Germany's stance could change after federal elections on 27 September, regardless of who wins, according to experts following the research debate.

However, the EU's other big power brokers, France and the UK, are lined up alongside Germany in the budget battle. The new Dutch coalition government has also taken a tough line on Union spending, and Sweden has come out as a hawk.

"They do not think they get much out of the programmes and do not think that much of the research being done.
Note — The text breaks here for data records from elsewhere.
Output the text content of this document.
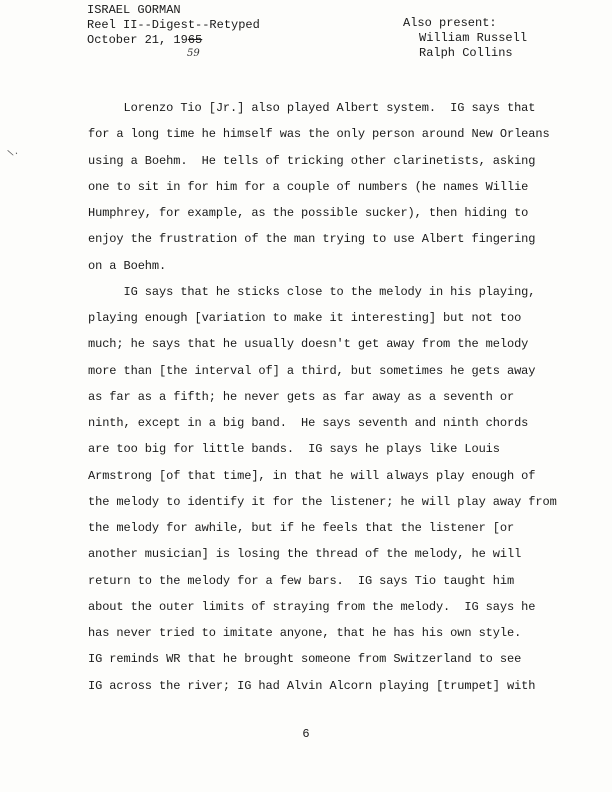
\.
ISRAEL GORMAN
Reel II--Digest--Retyped
October 21, 1965
59
Also present:
William Russell
Ralph Collins
Lorenzo Tio [Jr.] also played Albert system.  IG says that
for a long time he himself was the only person around New Orleans
using a Boehm.  He tells of tricking other clarinetists, asking
one to sit in for him for a couple of numbers (he names Willie
Humphrey, for example, as the possible sucker), then hiding to
enjoy the frustration of the man trying to use Albert fingering
on a Boehm.
IG says that he sticks close to the melody in his playing,
playing enough [variation to make it interesting] but not too
much; he says that he usually doesn't get away from the melody
more than [the interval of] a third, but sometimes he gets away
as far as a fifth; he never gets as far away as a seventh or
ninth, except in a big band.  He says seventh and ninth chords
are too big for little bands.  IG says he plays like Louis
Armstrong [of that time], in that he will always play enough of
the melody to identify it for the listener; he will play away from
the melody for awhile, but if he feels that the listener [or
another musician] is losing the thread of the melody, he will
return to the melody for a few bars.  IG says Tio taught him
about the outer limits of straying from the melody.  IG says he
has never tried to imitate anyone, that he has his own style.
IG reminds WR that he brought someone from Switzerland to see
IG across the river; IG had Alvin Alcorn playing [trumpet] with
6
That holds good for the government as well as the scientists," said one source.

Spain has taken a different tack, linking the question of research spending to arguments about the amount it receives from the overall EU budget, which it feels is under threat.

The Fifth Framework Research and Development Programme uncomfortably straddles the end of 1999, the date when the Commission's current financial perspectives end and its future austerity, ahead of Union enlargement, begins.

The amount of money allocated to its second half is thus being seen as an important test for the EU's future housekeeping.

Although national governments took a united stand on the 14 billion ecu budget for research back in February, some observers say cracks could begin to appear in the Council's front, especially if the Commission starts threatening some of the Union's seven research institutes.

Research Commissioner Edith Cresson has already warned that one of these sites may have to close if no extra cash is forthcoming. Italy, which hosts four of the seven research centres at Ispra, is seen as being particularly vulnerable to this argument, especially as it starts out with a less penny-pinching attitude to EU research than some of its partners.

The Commission has tried to answer some of the criticism by cutting the number of programmes, calling on outside advisers to monitor them and promising better management in future.

At the same time, however, Cresson is fighting her corner, warning that ongoing Commission studies into the effectiveness of national research programmes will provide some nasty surprises for some of them.

"The administrative costs which the Commission is reproached with are often lower than those of some national institutions. If bench-marking was carried out, I can tell you it would be rather favourable to the Commission," she said.

On the content of the Fifth Framework Programme, there is less separating the three sides.

However, ministers have been reluctant to discuss the details of programmes before the overall budget is settled. They have only agreed between themselves on those for the information society, the nuclear sector, innovation and small- and medium-sized businesses.

With tenders supposed to go out for research projects by the end of the year, Einem has little time to get the squabbling parties to settle their differences.